Methodology in marketing and strategy research
Application lectures
Topic 1: Factor analysis
1.1 Basis
It is good practice, to have an exploration of the variables separately in order to understand the
complexity that you will encounter later on if you analyze the data. Have a close look at the
univariate/bivariate statistics (dispersion, centrality, etc.) in order to understand the quality
measurement level of the variables and which ones should be analyzed. After that you can start the
factor analysis.
It is important to realize the context in which you collect data really matters for the validity and
reliability of the data measurement. Who are the respondents? Every measurement is context
sensitive.
1.2 Univariate analysis
Univariate analysis provides some interesting statistics.
Look at the amount of missing values.
o Check if the sample size is still big enough after deleting the cases with missing
values.
o If the percentage of missing values is low (<10%) we can assume representativity.
Also look at the mean, which gives you a rough idea of the results for the variable.

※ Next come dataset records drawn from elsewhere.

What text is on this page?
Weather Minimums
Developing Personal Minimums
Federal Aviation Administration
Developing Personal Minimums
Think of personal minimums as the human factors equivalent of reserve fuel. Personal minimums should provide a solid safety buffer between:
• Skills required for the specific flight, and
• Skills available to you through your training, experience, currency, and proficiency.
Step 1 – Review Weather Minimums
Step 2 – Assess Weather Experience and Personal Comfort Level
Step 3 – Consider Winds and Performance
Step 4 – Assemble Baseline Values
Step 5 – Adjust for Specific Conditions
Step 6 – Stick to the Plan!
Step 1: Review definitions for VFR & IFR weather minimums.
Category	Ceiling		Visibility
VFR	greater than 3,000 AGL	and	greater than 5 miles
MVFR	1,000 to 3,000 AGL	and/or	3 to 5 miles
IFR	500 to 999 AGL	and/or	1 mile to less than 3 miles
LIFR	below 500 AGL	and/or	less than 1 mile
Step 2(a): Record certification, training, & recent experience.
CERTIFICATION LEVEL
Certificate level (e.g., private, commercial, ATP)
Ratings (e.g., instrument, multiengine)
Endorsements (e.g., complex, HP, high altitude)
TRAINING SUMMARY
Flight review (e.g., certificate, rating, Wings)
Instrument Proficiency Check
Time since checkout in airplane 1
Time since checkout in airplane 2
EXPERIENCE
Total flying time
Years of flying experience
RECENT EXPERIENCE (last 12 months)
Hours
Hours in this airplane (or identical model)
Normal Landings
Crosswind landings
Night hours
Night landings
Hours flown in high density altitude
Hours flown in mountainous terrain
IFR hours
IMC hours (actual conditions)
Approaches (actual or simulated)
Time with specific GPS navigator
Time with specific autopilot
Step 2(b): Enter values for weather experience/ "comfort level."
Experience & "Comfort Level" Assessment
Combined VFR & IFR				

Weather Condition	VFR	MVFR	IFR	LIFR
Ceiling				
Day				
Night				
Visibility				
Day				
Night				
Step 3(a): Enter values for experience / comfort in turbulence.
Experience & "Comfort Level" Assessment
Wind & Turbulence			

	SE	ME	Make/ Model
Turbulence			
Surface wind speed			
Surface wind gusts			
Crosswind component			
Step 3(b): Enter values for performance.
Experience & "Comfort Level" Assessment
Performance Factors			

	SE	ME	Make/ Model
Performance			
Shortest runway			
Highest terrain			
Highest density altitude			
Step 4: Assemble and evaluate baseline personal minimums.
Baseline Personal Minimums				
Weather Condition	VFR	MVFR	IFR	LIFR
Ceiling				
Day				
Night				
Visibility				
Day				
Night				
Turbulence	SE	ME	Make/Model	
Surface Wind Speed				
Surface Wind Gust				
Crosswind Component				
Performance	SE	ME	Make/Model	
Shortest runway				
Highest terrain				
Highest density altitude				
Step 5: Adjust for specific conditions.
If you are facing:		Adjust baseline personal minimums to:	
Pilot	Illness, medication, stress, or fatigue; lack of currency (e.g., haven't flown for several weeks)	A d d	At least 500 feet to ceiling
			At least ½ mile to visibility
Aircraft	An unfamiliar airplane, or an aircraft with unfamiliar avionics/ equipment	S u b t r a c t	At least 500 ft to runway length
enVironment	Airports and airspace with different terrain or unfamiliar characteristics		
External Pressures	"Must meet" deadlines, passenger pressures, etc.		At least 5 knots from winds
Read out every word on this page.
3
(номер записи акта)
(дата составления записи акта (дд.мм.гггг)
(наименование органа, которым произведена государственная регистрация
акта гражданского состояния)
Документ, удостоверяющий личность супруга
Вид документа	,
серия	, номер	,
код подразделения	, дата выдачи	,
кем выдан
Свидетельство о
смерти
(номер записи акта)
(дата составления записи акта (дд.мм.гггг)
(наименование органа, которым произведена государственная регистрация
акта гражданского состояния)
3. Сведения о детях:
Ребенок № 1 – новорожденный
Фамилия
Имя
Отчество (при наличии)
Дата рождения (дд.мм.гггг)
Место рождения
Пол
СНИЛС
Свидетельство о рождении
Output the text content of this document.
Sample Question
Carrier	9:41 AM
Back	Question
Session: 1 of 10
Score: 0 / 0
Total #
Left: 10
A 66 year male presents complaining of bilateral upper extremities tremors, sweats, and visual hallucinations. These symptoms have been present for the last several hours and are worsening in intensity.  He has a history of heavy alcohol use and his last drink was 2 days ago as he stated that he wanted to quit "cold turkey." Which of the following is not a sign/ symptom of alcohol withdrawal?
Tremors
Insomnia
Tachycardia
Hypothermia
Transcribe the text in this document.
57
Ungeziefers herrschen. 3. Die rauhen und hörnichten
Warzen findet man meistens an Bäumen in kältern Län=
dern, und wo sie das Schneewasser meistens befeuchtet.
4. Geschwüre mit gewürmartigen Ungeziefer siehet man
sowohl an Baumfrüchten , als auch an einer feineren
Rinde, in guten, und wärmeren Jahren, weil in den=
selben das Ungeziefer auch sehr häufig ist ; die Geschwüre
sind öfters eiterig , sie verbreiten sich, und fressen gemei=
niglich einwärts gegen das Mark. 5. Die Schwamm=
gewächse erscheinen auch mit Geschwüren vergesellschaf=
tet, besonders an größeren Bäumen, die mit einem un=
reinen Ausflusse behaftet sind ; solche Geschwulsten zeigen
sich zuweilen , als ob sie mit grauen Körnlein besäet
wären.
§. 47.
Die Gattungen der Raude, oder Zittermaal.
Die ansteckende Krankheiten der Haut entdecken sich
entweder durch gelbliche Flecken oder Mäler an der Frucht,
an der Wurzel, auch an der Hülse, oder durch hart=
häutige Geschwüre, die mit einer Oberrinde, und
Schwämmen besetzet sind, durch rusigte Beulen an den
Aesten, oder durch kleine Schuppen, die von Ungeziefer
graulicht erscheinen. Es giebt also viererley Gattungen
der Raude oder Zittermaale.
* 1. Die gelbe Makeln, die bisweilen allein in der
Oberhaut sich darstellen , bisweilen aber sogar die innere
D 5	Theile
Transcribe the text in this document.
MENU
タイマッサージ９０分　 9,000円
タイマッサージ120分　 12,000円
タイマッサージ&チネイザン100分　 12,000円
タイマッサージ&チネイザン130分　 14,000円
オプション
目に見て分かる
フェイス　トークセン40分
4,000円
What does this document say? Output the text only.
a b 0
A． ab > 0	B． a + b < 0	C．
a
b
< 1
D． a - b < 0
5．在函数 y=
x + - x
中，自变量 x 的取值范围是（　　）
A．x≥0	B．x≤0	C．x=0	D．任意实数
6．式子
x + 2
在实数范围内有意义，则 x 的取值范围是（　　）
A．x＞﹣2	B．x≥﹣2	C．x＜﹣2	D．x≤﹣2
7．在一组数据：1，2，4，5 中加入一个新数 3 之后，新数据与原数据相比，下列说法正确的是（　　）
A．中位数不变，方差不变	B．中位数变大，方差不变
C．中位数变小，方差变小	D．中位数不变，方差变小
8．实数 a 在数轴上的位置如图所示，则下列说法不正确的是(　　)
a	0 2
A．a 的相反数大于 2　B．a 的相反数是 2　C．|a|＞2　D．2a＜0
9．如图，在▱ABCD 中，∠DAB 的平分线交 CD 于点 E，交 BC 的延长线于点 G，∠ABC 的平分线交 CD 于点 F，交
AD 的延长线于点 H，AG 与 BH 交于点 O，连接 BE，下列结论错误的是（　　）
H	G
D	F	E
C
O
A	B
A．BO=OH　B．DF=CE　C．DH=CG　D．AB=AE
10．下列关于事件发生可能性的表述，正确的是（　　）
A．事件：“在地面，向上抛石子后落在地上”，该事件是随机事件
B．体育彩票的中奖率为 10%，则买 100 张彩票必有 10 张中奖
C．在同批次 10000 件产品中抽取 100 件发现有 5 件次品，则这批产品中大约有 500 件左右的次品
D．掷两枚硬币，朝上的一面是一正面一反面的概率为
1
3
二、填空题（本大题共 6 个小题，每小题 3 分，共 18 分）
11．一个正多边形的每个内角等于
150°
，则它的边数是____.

It is also good to check out the standard deviation, in this case this is 1.6, 1.7 and 1.8. This is
quite moderate, and they are pretty equal. If there was a big difference, this would mean
there is less consensus regarding that particular item, which might mean the question isn’t
clearly formulated. If the standard deviation were 0, or very close to 0, this would mean there
is a very high consensus.
We must check normality. We look at the kurtosis and skewness. Some deviations are not
that problematic, especially in a big sample size. We know that if skewness/kurtosis is within
the range of -3 to 3 (|3|), the deviation will not affect a valid measure of the item. We can
therefore assume normal distribution for all the items.
1.3 Exploratory actor analysis
After checking the univariate statistics, you check the correlations between the different items, by
looking at the correlation matrix, but mainly by looking at the Kaiser-Meyer-Olkin-measure (KMO)
and the Bartlett’s test. They explore to what extent the correlation matrix of the data set is deviating
from the identity matrix. The identity matrix is a matrix where you only have 1’s on the diagonal, and
0’s on the others. This means that variables correlate perfectly with themselves, but not at all with
the others.
Barlett’s test looks at whether the difference is significant.
KMO calculates to what extent there is enough interitem correlation to be analyzed. KMO of
> 0.50 is enough.
,Correlation matrix
Factor loading in each cell indicating to what extent a factor is representing a particular item
If we square the factor loadings across the different factors, we get the communalities.
Communality indicates to what extent all the factors included represent a particular item.
If the we sum all the squared loadings vertically of a particular factor, we get the eigenvalues.
To what extent does a particular factor represent the different items in the analysis.
If we sum up the eigenvalues we get the total explained variance.
Choose the extraction method. We often prefer the principal axis factoring/common factor analysis
which includes only the item variance shared by the other items. This excludes the unique item
variance, the particular part of the item not being shared by other items in the data set. This helps us
exclude an error component. By excluding the unique part we possibly exclude a part of the error
variance that is not relevant to be analyzed.
After choosing an extraction method, we get an initial factor solution.
Look at the eigenvalues and cumulative explained variance.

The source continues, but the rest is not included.